By Marty Cantor: This is going on a few lists where there may be some fen who remember this Art Widner board game.
Right, you read the name up above correctly — Art Widner.
Interplanetary is a board game which Art Widner invented in 1943.
From paperwork (which I cannot now find) I believe that there may very well have been several boards many decades ago but I am certain of one board which is still in existence, the board I used when I played the game last night.
Some time after I joined LASFS in 1975 I discovered that LASFS had not only a board for this game but also various playing pieces. And paperwork showing that others had made attempts to make the game more playable than what was apparently earlier versions of the game.
As a seasoned board game player I soon found that the game seemed to need quite a bit of work to make it fully playable and I worked on the game, off and on, for several years. This work required the cooperation of other LASFS’ game players. Finally, in 2007, after many years of not paying attention to the game, I put what I consider to be the finishing touches on the game – and then again put the game aside for about 10 years.
Until last night.
A couple of weeks ago I i/n/v/e/i/g/l/e/d/ convinced three women who were new to the Friday Night Board Gaming Meetup I run to play a Eurogame called Wars of the Roses. This is a longish game of some intricacy. They loved the game so I thought I would introduce them to Interplanetary so I printed the rules and handed them out.
Last night 4 of us played Interplanetary. It is, obviously, not a Eurogame-style game, depending as it does on the rolling of dice. Interplanetary is, though, a game with some strategy and a spectacularly different board than any other game.
We had fun.
As will be seen slightly in the older photo and in a newer one I just sent to Mike what appears to be a cometary orbit is the orbit of the Negasphere, a black hole. I should point out that Art was influenced in part of this game by Doc Smith’s Lensmen Series. (I mean, Thionite? Rith? two cargoes of illicit drugs which can be delivered to Earth from one of the planets.)
any chance that copies of rules/board might be made available for study?
Without the board (to give one a chance to game-test the rules), the rules by themselves will not tell one all that much about how the game plays. The board we use is composed of two 5 foot by 5 foot pieces of heavy plywood, so there is no way it can be made available for study away from where it is stored. The board is made of HEAVY plywood so that it will not warp.
Also, the game pieces are common items used in an unusual manner and they are integral to the game.

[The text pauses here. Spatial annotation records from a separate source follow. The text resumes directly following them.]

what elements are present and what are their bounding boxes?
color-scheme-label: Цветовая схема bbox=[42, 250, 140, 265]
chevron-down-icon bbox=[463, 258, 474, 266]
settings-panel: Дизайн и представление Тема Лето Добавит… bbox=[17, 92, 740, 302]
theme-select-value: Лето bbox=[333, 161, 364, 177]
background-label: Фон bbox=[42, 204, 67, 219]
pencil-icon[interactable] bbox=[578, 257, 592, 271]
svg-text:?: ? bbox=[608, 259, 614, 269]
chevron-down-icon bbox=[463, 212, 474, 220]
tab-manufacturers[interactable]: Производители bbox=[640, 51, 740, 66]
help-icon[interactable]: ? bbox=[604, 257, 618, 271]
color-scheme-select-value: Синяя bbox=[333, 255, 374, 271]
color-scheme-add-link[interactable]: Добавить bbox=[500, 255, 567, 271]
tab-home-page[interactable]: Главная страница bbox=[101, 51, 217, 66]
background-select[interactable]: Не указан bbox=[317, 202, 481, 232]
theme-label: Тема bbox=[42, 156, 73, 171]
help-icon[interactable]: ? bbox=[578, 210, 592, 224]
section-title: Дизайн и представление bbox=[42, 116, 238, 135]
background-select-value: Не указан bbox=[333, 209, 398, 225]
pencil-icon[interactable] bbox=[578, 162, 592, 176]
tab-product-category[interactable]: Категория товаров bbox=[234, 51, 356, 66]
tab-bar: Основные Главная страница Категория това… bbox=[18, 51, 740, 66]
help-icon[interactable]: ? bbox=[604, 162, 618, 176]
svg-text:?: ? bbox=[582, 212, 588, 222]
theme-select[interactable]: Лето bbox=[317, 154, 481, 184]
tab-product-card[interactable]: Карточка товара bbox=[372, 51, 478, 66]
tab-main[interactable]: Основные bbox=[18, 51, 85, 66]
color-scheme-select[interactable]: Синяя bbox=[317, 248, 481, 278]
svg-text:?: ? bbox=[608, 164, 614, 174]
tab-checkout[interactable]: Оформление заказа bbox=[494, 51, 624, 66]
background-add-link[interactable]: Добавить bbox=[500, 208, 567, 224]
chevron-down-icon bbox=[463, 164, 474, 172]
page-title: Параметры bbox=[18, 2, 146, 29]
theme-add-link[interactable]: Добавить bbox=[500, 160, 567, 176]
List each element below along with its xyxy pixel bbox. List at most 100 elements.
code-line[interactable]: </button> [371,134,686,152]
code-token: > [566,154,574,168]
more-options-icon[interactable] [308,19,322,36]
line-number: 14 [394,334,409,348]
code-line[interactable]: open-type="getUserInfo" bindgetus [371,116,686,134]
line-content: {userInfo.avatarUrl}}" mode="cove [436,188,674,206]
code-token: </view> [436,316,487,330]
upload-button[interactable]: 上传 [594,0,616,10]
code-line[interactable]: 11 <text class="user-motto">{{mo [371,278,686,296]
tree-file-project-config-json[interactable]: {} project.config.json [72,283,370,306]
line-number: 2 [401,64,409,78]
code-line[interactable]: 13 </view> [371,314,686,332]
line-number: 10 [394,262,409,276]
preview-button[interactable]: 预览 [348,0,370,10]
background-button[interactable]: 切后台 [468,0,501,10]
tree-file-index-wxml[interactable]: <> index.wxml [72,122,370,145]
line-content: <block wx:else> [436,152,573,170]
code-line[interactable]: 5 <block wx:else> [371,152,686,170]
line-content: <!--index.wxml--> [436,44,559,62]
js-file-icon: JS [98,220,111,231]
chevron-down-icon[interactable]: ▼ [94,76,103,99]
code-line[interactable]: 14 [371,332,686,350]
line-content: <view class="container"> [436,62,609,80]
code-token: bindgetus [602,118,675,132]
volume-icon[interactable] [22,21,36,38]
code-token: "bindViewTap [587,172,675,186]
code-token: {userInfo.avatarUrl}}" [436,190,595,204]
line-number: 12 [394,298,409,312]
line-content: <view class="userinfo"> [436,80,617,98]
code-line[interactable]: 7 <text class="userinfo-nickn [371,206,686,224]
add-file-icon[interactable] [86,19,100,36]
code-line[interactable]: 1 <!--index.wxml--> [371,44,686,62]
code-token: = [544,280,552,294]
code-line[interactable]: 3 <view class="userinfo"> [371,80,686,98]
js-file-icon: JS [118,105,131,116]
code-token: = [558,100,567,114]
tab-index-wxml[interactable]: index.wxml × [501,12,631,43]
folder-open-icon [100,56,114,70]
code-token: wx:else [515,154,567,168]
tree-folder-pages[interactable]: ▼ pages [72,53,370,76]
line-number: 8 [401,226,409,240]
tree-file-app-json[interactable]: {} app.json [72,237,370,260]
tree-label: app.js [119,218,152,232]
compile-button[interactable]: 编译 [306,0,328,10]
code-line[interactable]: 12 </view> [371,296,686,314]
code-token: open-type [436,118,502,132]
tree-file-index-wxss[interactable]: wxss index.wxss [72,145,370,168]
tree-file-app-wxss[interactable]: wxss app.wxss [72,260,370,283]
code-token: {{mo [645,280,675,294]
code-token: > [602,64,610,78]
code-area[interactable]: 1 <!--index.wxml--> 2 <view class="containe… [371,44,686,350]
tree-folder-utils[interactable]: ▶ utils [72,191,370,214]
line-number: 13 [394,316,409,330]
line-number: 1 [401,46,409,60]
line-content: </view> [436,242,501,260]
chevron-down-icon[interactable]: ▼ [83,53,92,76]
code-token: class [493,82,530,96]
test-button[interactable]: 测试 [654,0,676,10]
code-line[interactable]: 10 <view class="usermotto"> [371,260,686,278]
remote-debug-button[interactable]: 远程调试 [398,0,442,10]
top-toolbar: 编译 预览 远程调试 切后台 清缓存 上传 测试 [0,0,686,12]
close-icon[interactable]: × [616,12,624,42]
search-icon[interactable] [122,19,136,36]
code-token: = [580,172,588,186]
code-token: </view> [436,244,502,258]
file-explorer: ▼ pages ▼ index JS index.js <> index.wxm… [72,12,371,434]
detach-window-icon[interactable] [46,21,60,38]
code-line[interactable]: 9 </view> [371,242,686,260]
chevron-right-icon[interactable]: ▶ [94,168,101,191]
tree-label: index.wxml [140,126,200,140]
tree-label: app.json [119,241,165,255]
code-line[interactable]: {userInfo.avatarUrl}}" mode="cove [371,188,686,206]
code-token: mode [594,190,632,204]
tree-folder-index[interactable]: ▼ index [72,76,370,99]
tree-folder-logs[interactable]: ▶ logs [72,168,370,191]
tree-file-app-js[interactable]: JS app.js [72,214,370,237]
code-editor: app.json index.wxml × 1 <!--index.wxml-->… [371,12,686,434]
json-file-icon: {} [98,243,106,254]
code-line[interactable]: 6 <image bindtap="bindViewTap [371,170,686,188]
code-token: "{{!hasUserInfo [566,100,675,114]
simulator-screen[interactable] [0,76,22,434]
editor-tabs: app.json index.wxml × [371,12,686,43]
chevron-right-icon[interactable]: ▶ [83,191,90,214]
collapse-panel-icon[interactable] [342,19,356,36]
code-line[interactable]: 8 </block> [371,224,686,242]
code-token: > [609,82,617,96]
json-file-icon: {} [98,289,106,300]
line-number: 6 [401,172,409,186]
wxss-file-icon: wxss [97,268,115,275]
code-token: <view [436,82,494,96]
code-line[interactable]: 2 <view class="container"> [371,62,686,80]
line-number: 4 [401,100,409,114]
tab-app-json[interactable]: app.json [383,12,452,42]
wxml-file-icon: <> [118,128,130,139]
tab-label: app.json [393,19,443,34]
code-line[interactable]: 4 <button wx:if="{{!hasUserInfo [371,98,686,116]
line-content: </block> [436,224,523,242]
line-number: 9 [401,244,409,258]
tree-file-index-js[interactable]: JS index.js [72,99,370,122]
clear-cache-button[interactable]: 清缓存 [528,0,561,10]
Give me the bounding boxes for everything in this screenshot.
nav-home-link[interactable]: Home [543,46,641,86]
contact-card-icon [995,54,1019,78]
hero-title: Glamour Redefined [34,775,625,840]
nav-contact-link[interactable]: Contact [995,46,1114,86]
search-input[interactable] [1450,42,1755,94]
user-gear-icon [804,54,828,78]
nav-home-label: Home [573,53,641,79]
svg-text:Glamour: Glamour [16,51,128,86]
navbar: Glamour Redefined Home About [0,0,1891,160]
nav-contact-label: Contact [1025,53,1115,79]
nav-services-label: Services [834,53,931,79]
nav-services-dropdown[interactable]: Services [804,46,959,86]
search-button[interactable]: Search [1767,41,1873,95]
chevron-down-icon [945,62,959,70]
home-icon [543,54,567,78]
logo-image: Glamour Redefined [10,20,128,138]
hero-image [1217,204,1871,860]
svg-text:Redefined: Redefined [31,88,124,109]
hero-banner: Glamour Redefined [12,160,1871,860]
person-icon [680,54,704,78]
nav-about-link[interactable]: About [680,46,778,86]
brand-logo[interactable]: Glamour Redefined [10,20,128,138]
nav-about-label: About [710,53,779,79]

If you can make it to LASFS, contact me in advance so that the game can be set up and played. Please note that I am the only currently attending member of the club who has thoroughly studied the game.
I remember playing this at the 1984 World Con. Because of the large size of the group long time players said we were running into situation’s they’d never seen before. Like the same cargo being hijacked five times before reaching Earth.
I might still have a copy of the rules from that game.
If you can find your copy of the rules from the game you describe I would appreciate it if you could send me a copy at [email protected] as I am very interested in comparing them to the rules we used to play the game last week.
Also, As it was pirates hijacking the same cargo, that cargo would have never reached Earth as pirates are only allowed to sell their cargoes to fences on Mars.
The rules are not with my other paperwork from the con so they may have been thrown out. I’ll let you know if I run into them.
Earth. Mars. I just remember it changing hands a lot heading in-system.
I spent several hours playing but cut out early to see the Masquerade. (Yes the whole thing to the end of the awards.) Ran into another player the next day and found out the annoying kid who kept chanting “I’m gonna wi’in, I’m gonna win” every ten minutes, actually did.